The Mandiant post showed the relative ease with which members of its security team had in executing such a scam in a simulated red team exercise, designed to test defenses and train personnel. The red teamers collected publicly available voice samples of someone inside the targeted organization who had employees report to them. The red teamers then used publicly available information to identify employees most likely to work under the person being faked and called them. To make the call more convincing, it used a real outage of a VPN service as a pretense for the employee to take immediate action.
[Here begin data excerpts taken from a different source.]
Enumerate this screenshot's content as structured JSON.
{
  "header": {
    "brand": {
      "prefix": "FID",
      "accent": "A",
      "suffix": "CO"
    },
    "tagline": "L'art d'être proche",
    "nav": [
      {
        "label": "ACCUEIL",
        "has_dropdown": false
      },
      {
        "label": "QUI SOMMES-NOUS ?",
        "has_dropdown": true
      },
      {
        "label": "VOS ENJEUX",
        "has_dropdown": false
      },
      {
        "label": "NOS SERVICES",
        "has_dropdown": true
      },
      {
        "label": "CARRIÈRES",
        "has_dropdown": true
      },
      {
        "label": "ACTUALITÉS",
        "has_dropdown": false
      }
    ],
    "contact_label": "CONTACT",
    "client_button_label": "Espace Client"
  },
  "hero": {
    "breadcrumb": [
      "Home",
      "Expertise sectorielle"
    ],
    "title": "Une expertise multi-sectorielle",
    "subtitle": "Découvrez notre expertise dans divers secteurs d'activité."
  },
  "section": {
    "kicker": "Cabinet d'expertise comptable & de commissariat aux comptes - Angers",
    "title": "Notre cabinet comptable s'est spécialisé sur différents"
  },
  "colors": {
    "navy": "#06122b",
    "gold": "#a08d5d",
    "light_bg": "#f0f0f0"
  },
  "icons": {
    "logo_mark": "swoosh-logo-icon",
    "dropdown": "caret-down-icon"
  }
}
“Due to the trust in the voice on the phone, the victim bypassed security prompts from both Microsoft Edge and Windows Defender SmartScreen, unknowingly downloading and executing a pre-prepared malicious payload onto their workstation,” Mandiant said. “The successful detonation of the payload marked the completion of the exercise, showcasing the alarming ease with which AI voice spoofing can facilitate the breach of an organization.”

Precautions for preventing such scams from succeeding can be as simple as parties agreeing to a randomly chosen word or phrase that the caller must provide before the recipient complies with a request. Recipients can also end the call and call the person back at a number known to belong to the caller. But it's best to follow both steps.

Both of these precautions require the recipient to remain calm and alert, despite the legitimate sense of urgency that would arise if the feigned scenario were real. This can be even harder when the recipient is tired, overextended, or otherwise not at their best. And for that reason, so-called vishing attacks—whether AI-enabled or not—aren’t likely to go away anytime soon.